Éric Blair, www.amazon.fr, le 1er octobre 2019 :
? Le livre fourmille d’annotations, d’anecdotes et de petits récits vivants qui nous font vivre au plus près la vie des nomades. On découvre et apprend un grand nombre de choses, y compris sur l’histoire de la Mongolie, sans que jamais le sentiment de cet apprentissage ne nous pèse. Ici on rit même à certaines saynètes, par exemple je vous laisse deviner ce qui peut se passer lorsqu’on loge un agneau malade la nuit dans la yourte, ou encore où le gamin range le portable de ses parents?

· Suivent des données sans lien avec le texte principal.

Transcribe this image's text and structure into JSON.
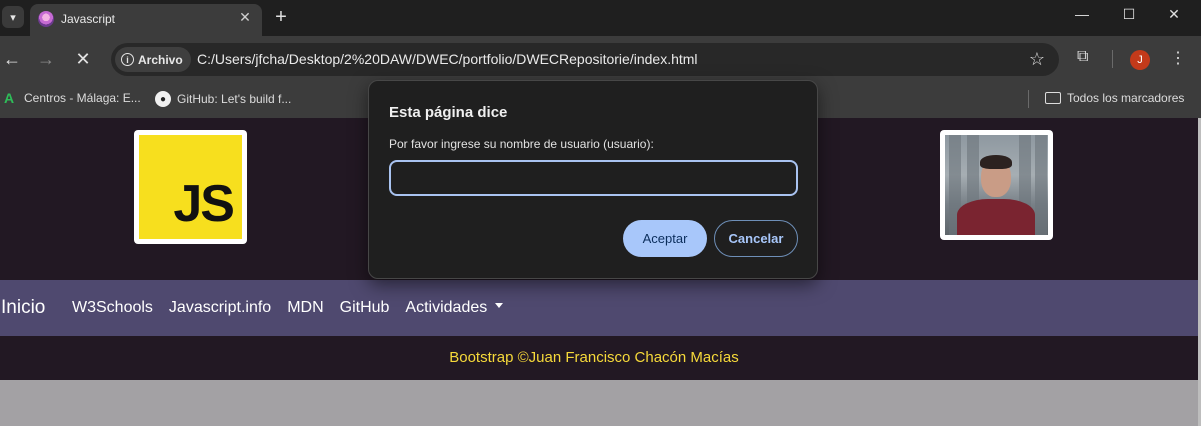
{
  "browser": {
    "tab": {
      "title": "Javascript",
      "close": "✕"
    },
    "new_tab": "+",
    "window_controls": {
      "minimize": "—",
      "maximize": "☐",
      "close": "✕"
    },
    "nav": {
      "back": "←",
      "forward": "→",
      "stop": "✕"
    },
    "site_chip_label": "Archivo",
    "url": "C:/Users/jfcha/Desktop/2%20DAW/DWEC/portfolio/DWECRepositorie/index.html",
    "bookmark_star": "☆",
    "extensions_icon": "⧉",
    "profile_initial": "J",
    "menu_icon": "⋮",
    "bookmarks": [
      {
        "label": "Centros - Málaga: E...",
        "icon": "andalucia-icon"
      },
      {
        "label": "GitHub: Let's build f...",
        "icon": "github-icon"
      }
    ],
    "all_bookmarks": "Todos los marcadores"
  },
  "page": {
    "logo_text": "JS",
    "navbar": {
      "brand": "Inicio",
      "links": [
        "W3Schools",
        "Javascript.info",
        "MDN",
        "GitHub",
        "Actividades"
      ]
    },
    "footer": "Bootstrap ©Juan Francisco Chacón Macías"
  },
  "dialog": {
    "title": "Esta página dice",
    "message": "Por favor ingrese su nombre de usuario (usuario):",
    "input_value": "",
    "ok_label": "Aceptar",
    "cancel_label": "Cancelar"
  },
  "colors": {
    "header_bg": "#221823",
    "navbar_bg": "#4f496f",
    "footer_text": "#f6d93a",
    "accent": "#a8c7fa"
  }
}
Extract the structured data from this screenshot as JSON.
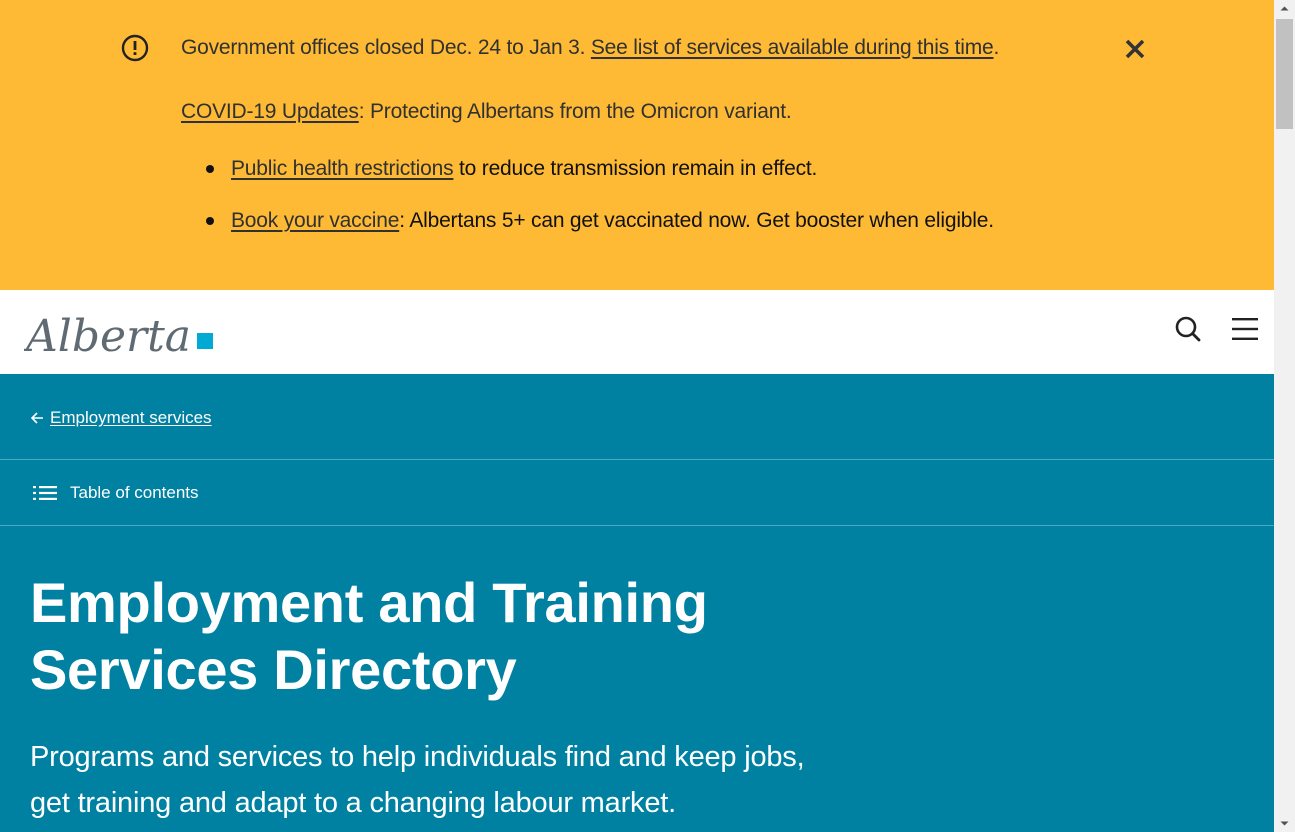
{
  "notice": {
    "line1_text": "Government offices closed Dec. 24 to Jan 3. ",
    "line1_link": "See list of services available during this time",
    "line1_end": ".",
    "line2_link": "COVID-19 Updates",
    "line2_text": ": Protecting Albertans from the Omicron variant.",
    "bullets": [
      {
        "link": "Public health restrictions",
        "text": " to reduce transmission remain in effect."
      },
      {
        "link": "Book your vaccine",
        "text": ": Albertans 5+ can get vaccinated now. Get booster when eligible."
      }
    ],
    "close_icon": "close-icon",
    "alert_icon": "exclamation-circle-icon"
  },
  "header": {
    "logo_text": "Alberta",
    "search_icon": "search-icon",
    "menu_icon": "hamburger-menu-icon"
  },
  "hero": {
    "back_link": "Employment services",
    "toc_label": "Table of contents",
    "title": "Employment and Training Services Directory",
    "lead": "Programs and services to help individuals find and keep jobs, get training and adapt to a changing labour market."
  },
  "colors": {
    "notice_bg": "#feba35",
    "hero_bg": "#0081a2",
    "logo_accent": "#00aad2",
    "logo_text": "#5f6a72"
  }
}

Un livre plaisant donc, mais aussi par certains côtés digne d’un anthropologue, puisque l’auteur met en perspective toute une série de pratiques, dont certaines plus ou moins en voie de disparition, l’exode rural touchant aussi la Mongolie. Le grand fils de la famille fait des études à la ville et ses parents espèrent qu’ensuite il ira à Oulan-Bator.
Reste malgré tout un certain regret, 200 pages c’est trop peu pour rendre compte de cet hivernage, on en redemande. »
Cédric Gras, Long cours n° 11, printemps 2019 :
? Marc Alaux ne dessaoule pas. Avec Ivre de steppes, il remet le couvert dans son pays de prédilection. De ces terres et déserts, il connaît la langue gutturale et la culture nomade. Cette fois, c’est d’un hivernage qu’il s’agit, d’un voyage immobile. Accueilli dans un foyer ordinaire du nord-ouest de la Mongolie, l’auteur découvre l’art de survivre en famille aux terribles -40 °C et au vent glacé. La yourte est le seul refuge. Mais Marc Alaux est corvéable à merci. Chaque matin, conduire le troupeau qui erre sur la carapace de glace. Tout le jour, imiter les gestes de Gotov, le chef du camp guère disert sur la méthode. Trouver à l’occasion d’un thé des explications plus pédagogiques auprès de sa femme, Oyunchimeg. Enfin, soigner à l’occasion le bambin Hatnaa. Dans toutes les yourtes de la région, on se demande bien ce que ce Marc est venu faire dans cette galère. Mais il gagne le respect de tous par son labeur. On finit par lui confier les bêtes et le campement lorsqu’on s’absente. Et c’est seul dans la yourte qu’il goûte son accomplissement. Un livre parfaitement réussi. »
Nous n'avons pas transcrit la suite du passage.